C. Ausentes na acusação particular do ofendido que referia somente «…tais expressões gravemente lesivas da honra, pretendiam atingir voluntariamente a pessoa deste. O arguido agiu livre, voluntariamente e consciente, bem sabendo que a sua conduta era proibida por lei…» e nada referindo quanto ao dolo, tipo de dolo, quantificação ou qualificação dos elementos volitivos do tipo de culpa.
D. por isso,
E. Entende o recorrente que a sentença padece de vício de nulidade insanável, dado que deveria ter sido rejeitada a acusação particular do ofendido BB por inadmissibilidade legal nos termos da alínea b) n.º 3 do art.º 283.º do CPP.
F. Dado que o processo penal assenta em princípios fundamentais e constitucionais que conferem especiais garantias de defesa e de acesso a um processo justo e equitativo ao arguido, e desde logo porque assenta em estrutura acusatória (art.º 32.º, n.º 5 da CRP) o objecto do processo é definido pela acusação não podendo relegar-se para momento ulterior ou oportuno o casuístico preenchimento de elementos/factos em falta.
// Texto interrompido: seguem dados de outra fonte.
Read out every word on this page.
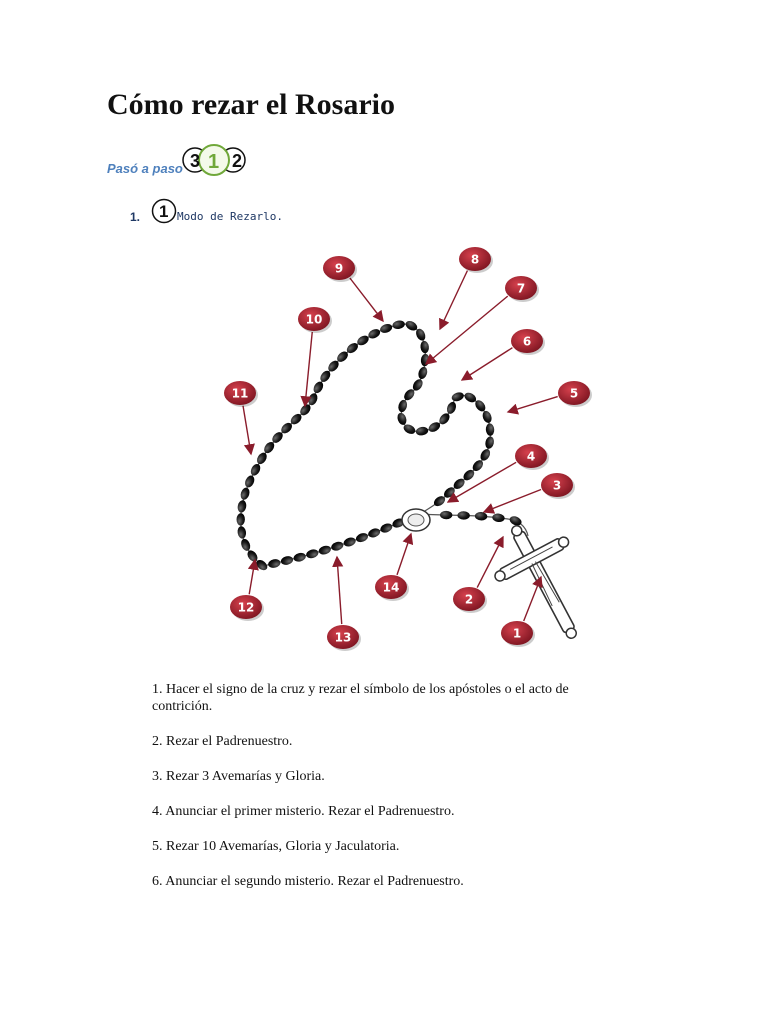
Cómo rezar el Rosario
Pasó a paso 3 2
1
1. 1 Modo de Rezarlo.
1
2
3
4
5
6
7
8
9
10
11
12
13
14

1. Hacer el signo de la cruz y rezar el símbolo de los apóstoles o el acto de contrición.

2. Rezar el Padrenuestro.

3. Rezar 3 Avemarías y Gloria.

4. Anunciar el primer misterio. Rezar el Padrenuestro.

5. Rezar 10 Avemarías, Gloria y Jaculatoria.

6. Anunciar el segundo misterio. Rezar el Padrenuestro.
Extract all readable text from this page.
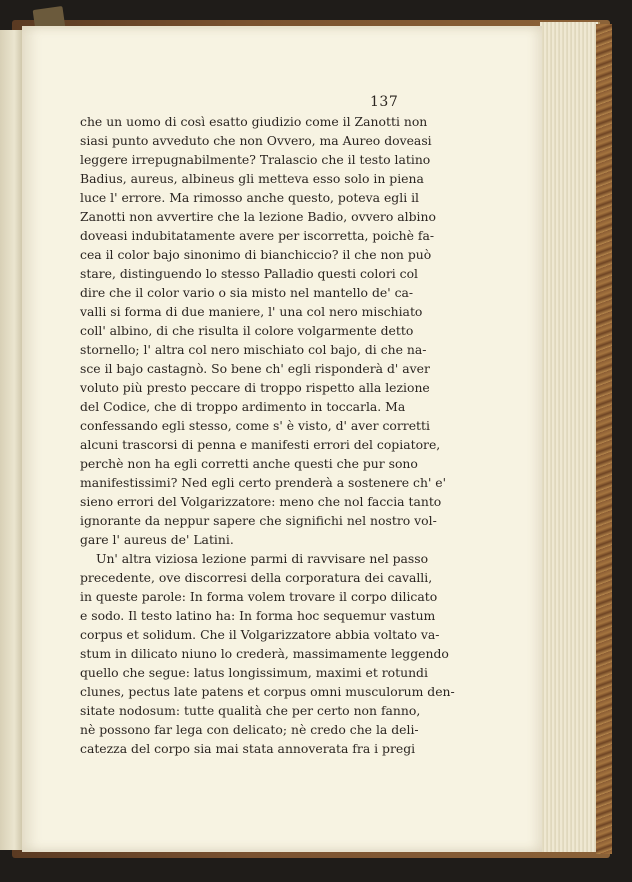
137
che un uomo di così esatto giudizio come il Zanotti non
siasi punto avveduto che non Ovvero, ma Aureo doveasi
leggere irrepugnabilmente? Tralascio che il testo latino
Badius, aureus, albineus gli metteva esso solo in piena
luce l' errore. Ma rimosso anche questo, poteva egli il
Zanotti non avvertire che la lezione Badio, ovvero albino
doveasi indubitatamente avere per iscorretta, poichè fa-
cea il color bajo sinonimo di bianchiccio? il che non può
stare, distinguendo lo stesso Palladio questi colori col
dire che il color vario o sia misto nel mantello de' ca-
valli si forma di due maniere, l' una col nero mischiato
coll' albino, di che risulta il colore volgarmente detto
stornello; l' altra col nero mischiato col bajo, di che na-
sce il bajo castagnò. So bene ch' egli risponderà d' aver
voluto più presto peccare di troppo rispetto alla lezione
del Codice, che di troppo ardimento in toccarla. Ma
confessando egli stesso, come s' è visto, d' aver corretti
alcuni trascorsi di penna e manifesti errori del copiatore,
perchè non ha egli corretti anche questi che pur sono
manifestissimi? Ned egli certo prenderà a sostenere ch' e'
sieno errori del Volgarizzatore: meno che nol faccia tanto
ignorante da neppur sapere che significhi nel nostro vol-
gare l' aureus de' Latini.
Un' altra viziosa lezione parmi di ravvisare nel passo
precedente, ove discorresi della corporatura dei cavalli,
in queste parole: In forma volem trovare il corpo dilicato
e sodo. Il testo latino ha: In forma hoc sequemur vastum
corpus et solidum. Che il Volgarizzatore abbia voltato va-
stum in dilicato niuno lo crederà, massimamente leggendo
quello che segue: latus longissimum, maximi et rotundi
clunes, pectus late patens et corpus omni musculorum den-
sitate nodosum: tutte qualità che per certo non fanno,
nè possono far lega con delicato; nè credo che la deli-
catezza del corpo sia mai stata annoverata fra i pregi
G. A estrutura acusatória do processo penal depende o princípio da vinculação temática, a subordinação do juiz do julgamento ao objecto definido pela acusação corporizado pelos factos dela constantes, delimitando, assim, o tema da prova por esse objecto, e também os limites de cognoscibilidade do tribunal e limites da decisão, impedindo o seu preenchimento posterior.
H. Constituindo a sua ausência ou deficiência uma nulidade processual insanável que impõe a sua rejeição liminar – sequer admitindo despacho de aperfeiçoamento – e que inquina de nulidade todos os actos processuais subsequentes, incluindo a sentença, que implica uma alteração substancial dos factos.
I. Neste sentido pronunciou-se já o Acórdão Uniformizador do STJ 1/2015, de 27.01 «… a acusação deve conter com a máxima precisão a descrição dos factos da vida real, os que configuram o acontecimento histórico que teve lugar e que correspondam aos elementos constitutivos do tipo legal de crime, tanto os do tipo objectivo do ilícito, como os do tipo subjectivo…».
J. E ainda esclarecendo ainda que adicionalmente «…em de descrever os elementos em que se analisa o dolo, ou seja: o conhecimento (ou representação ou, ainda, consciência em sentido psicológico) de todas as circunstâncias do facto, de todos os elementos descritivos e normativos do tipo objectivo do ilícito; a intenção de realizar o facto, se se tratar de dolo directo, ou a previsão do resultado danoso ou da criação de perigo (nos crimes desta natureza) como consequência necessária da sua conduta (tratando-se de dolo necessário), ou ainda a previsão desse resultado ou da criação desse perigo como consequência possível da mesma conduta, conformando-se o agente com a realização do evento (se se tratar de dolo eventual)…»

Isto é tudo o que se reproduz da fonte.